Noch 150 000 ohne Strom - Ostwestfalen-Lippe schickt 500 Helfer

Von Christian Althoff
Münster (WB). 150 000 Menschen haben im Münsterland bei eisigen Temperaturen die dritte Nacht ohne Strom verbracht - und damit vielfach ohne Heizung.
Schnee und Eis waren zu schwer: In Ochtrup brach dieser Mast zusammen. Foto: dpa

Aus Ostwestfalen-Lippe sind deshalb am Wochenende 500 Feuerwehrleute, Kräfte des Technischen Hilfeswerkes (THW) und der Stadtwerke Bielefeld zur Hilfe geeilt. Der für Deutschland beispiellose Zusammenbruch der Energieversorgung hatte Freitag gegen 17 Uhr begonnen, nachdem sich armdicke Eispanzer um Hochspannungsleitungen gelegt hatten und nasser Schnee die Stahlgittermasten zusätzlich belastete. 50 Masten des Versorgers RWE brachen zusammen oder wurden beschädigt.

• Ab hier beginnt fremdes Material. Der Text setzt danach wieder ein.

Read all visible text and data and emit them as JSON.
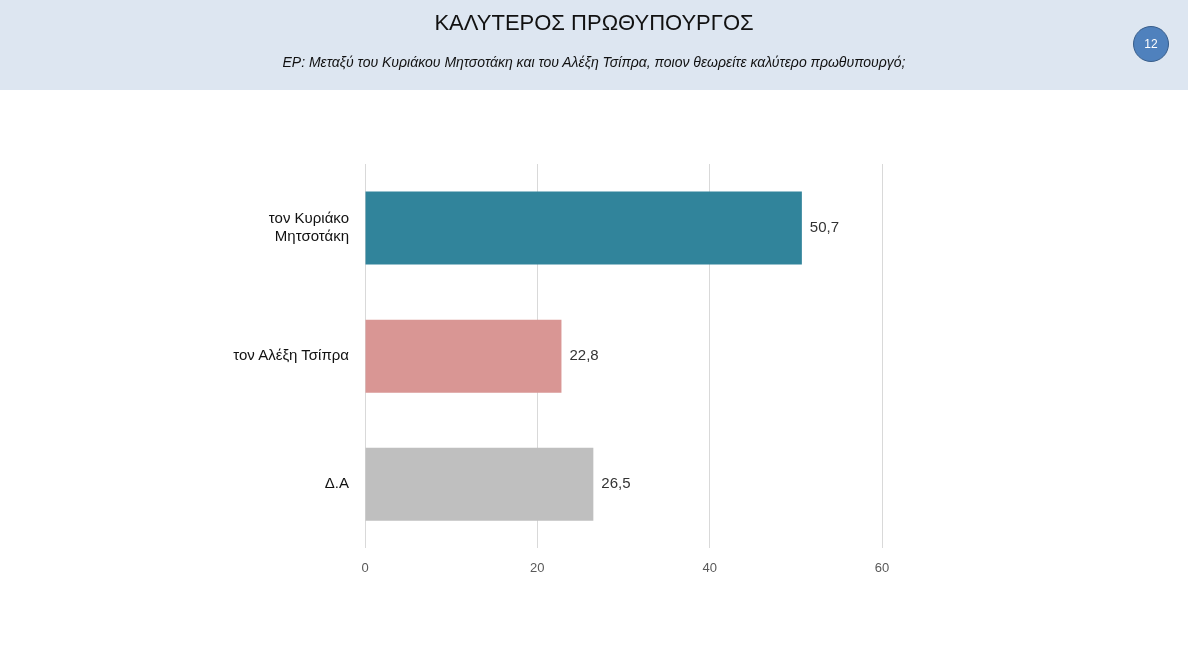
{
  "chart_data": {
    "type": "bar",
    "orientation": "horizontal",
    "title": "ΚΑΛΥΤΕΡΟΣ ΠΡΩΘΥΠΟΥΡΓΟΣ",
    "subtitle": "ΕΡ:  Μεταξύ του Κυριάκου Μητσοτάκη και του Αλέξη Τσίπρα, ποιον θεωρείτε καλύτερο πρωθυπουργό;",
    "categories": [
      "τον Κυριάκο Μητσοτάκη",
      "τον Αλέξη Τσίπρα",
      "Δ.Α"
    ],
    "values": [
      50.7,
      22.8,
      26.5
    ],
    "colors": [
      "#31849b",
      "#d99694",
      "#bfbfbf"
    ],
    "value_labels": [
      "50,7",
      "22,8",
      "26,5"
    ],
    "xlim": [
      0,
      60
    ],
    "xticks": [
      0,
      20,
      40,
      60
    ],
    "grid": "x",
    "legend": false,
    "annotations": [
      "12"
    ]
  }
}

Etwa 364 000 Menschen waren daraufhin am Freitagabend ohne Strom. Glimpflich kamen im Kreis Minden-Lübbecke die 114 000 Bewohner der Orte Lübbecke, Hüllhorst, Stemwede, Preußisch-Oldendorf, Espelkamp und Rahden davon, die um 21.15 Uhr wieder am Netz hingen. »Gerade noch rechtzeitig, denn viele Milchbauern hätten ihre Kühe eigentlich schon am Spätnachmittag melken müssen«, sagte Kreislandwirt Karl-Heinz Becker. Er kritisierte, dass zu wenig Notstromaggregate zur Verfügung gestanden hätten.
Die übrigen 250 000 vom Stromausfall betroffenen Menschen, die vor allem im westlichen Münsterland wohnen, mussten länger ausharren. 100 000 hatten erst gestern Nachmittag wieder Strom, die übrigen 150 000 hofften, heute wieder versorgt zu werden. In den Kreisen Borken und Steinfurt wurde Katastrophenalarm ausgelöst. Turnhallen, deren Heizungen mit Notstromaggregaten betrieben werden, sind Anlauf- und Verpflegungsstellen für fröstelnde Bürger.

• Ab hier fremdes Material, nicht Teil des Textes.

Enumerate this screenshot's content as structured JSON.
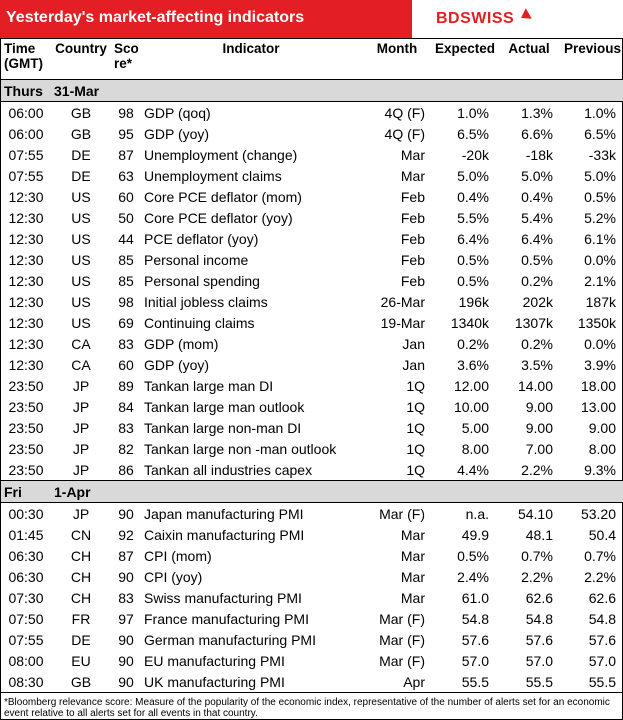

Die Reparaturarbeiten am Stromnetz werden durch massiven Schneefall behindert. Seit 1925 hatte in Münster noch nie in einem November 32 Zentimeter Schnee gelegen, in anderen Städten des Münsterlandes waren es sogar 50 Zentimeter.
Der Wintereinbruch mit umstürzenden Bäumen und Stromausfall traf auch die Bahn: 216 Züge verspäteten sich am Wochenende um insgesamt 117 Stunden. Etwa 50 Reisende mussten in Münster in einem Luftschutzbunker übernachten, weil Züge nicht fuhren und alle Hotels ausgebucht waren.
Auf nordrhein-westfälischen Autobahnen stoppten hohe Schneeverwehungen den Verkehr. Hunderte mussten die Nacht zum Samstag auf der A 1  in ihren Wagen verbringen. Sie wurden von DRK-Helfern mit Decken und Tee versorgt. Die A 31 bei Gronau wurde für 46 Stunden gesperrt, weil Überlandleitungen gefährlich dicht über den Fahrbahnen hingen. Die Polizei zählte am Wochenende in NRW 2000 Unfälle mit 140 Verletzten.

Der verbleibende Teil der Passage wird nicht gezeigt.